Special restrictions also apply to personal computers, cellular phones and certain other equipment that is used partly for personal purposes. These items must be used more than 50 percent of the time for business in order to qualify for expensing.

Write-offs for cars are also limited. No more than $3,060 of the car’s cost can be deducted on 1996 returns.

If you’re ordering equipment, be sure it can be delivered before year’s end. That’s because ordering and paying for the equipment by Dec. 31 isn’t enough to make the purchase deductible this year. The tax law requires the equipment to also be “placed in service” by year’s end.

“That means it’s got to be in your office and ready for use before the end of the year,” said Thomas Beneventi, a tax partner in the Schaumburg office of the national accounting firm of McGladrey & Pullen.

Before the year ends, consider paying all your outstanding bills for deductible business expenses, including utilities, insurance, telephone and subscription renewals to trade publications.

In most cases, you’ll be paying up only a few days or few weeks before the bills are due. But you’ll be getting the tax deductions a year early.

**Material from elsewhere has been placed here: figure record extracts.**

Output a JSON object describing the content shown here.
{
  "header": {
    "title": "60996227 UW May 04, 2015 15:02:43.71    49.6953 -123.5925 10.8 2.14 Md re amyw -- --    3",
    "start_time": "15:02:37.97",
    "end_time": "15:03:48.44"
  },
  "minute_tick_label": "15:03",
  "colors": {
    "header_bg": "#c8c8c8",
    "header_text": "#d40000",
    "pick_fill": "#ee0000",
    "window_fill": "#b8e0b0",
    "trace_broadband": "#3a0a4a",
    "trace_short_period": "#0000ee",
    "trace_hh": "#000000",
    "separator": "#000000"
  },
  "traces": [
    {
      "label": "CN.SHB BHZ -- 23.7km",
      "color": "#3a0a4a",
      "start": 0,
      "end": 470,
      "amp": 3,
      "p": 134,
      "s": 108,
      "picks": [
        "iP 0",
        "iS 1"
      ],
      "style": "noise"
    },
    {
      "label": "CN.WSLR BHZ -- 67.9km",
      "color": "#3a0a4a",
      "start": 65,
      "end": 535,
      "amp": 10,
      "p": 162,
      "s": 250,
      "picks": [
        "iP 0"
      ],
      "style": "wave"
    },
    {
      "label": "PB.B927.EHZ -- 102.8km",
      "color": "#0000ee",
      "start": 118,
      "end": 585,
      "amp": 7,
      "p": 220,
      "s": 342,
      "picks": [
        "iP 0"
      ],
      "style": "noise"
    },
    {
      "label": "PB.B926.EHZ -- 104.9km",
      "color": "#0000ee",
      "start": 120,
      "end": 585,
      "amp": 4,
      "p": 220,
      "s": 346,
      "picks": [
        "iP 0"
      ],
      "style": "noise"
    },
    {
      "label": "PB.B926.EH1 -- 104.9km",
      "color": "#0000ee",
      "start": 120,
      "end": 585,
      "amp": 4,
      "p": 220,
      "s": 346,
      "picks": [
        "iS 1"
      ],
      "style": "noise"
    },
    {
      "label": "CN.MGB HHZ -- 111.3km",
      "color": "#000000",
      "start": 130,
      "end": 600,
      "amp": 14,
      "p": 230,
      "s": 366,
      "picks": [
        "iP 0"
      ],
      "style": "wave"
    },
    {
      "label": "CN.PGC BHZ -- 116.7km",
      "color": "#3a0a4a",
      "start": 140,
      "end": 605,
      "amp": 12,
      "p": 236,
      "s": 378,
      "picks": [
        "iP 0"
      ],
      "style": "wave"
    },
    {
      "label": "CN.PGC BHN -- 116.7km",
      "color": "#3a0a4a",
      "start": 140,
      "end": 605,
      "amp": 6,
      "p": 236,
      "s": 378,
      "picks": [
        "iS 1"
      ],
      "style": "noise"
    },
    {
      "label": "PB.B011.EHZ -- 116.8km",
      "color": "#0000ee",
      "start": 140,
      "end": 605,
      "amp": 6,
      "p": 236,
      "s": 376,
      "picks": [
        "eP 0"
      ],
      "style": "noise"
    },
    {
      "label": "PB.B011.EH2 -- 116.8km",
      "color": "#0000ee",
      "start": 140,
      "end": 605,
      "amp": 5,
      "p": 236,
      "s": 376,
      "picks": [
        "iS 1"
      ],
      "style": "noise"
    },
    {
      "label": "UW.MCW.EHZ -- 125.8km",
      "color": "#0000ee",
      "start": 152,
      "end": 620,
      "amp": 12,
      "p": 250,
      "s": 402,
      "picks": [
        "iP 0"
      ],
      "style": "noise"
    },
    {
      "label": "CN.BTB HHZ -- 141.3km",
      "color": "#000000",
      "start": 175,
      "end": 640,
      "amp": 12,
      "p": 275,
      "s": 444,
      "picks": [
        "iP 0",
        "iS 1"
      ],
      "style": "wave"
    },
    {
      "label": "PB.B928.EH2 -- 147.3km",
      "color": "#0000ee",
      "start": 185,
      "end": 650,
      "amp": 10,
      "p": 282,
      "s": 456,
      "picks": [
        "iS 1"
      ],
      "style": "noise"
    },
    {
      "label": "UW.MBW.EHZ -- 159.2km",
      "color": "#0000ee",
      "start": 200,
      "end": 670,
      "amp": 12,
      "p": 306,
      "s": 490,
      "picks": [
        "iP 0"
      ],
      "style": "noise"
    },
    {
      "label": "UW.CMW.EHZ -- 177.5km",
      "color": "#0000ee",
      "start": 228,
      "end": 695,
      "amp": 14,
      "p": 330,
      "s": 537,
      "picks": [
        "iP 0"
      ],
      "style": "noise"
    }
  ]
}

Membership dues in country clubs, luncheon clubs and other social clubs are no longer deductible as a business expense. But keep in mind that business-related meal and entertainment charges at a club are still 50 percent deductible. So if you receive a monthly statement from your club for such charges, paying the bill by Dec. 31 will make the business-related expenses deductible on your 1996 return.

Paying outstanding bills for health insurance premiums by year’s end may also bring hundreds of dollars in extra deductions for your 1996 return. Many self-employed individuals are eligible to write off 30 percent of their family’s health coverage costs without having to itemize or qualify for the itemized medical deduction.

But if you have a health insurance payment due in January, you’ll have to decide whether it’s worth paying the bill by Dec. 31 in order to reap the tax savings a year early or wait until next year to pay the bill and qualify for a bigger deduction. The deductible portion rises to 40 percent next year under the new health insurance reform law enacted by Congress last summer.

“I would recommend they make the insurance payment this year so they can get the deduction now,” said Beneventi. He figures next year’s increase in the deduction isn’t large enough to offset the advantage of getting the tax savings a year early for business owners who can make profitable use of the extra cash flow.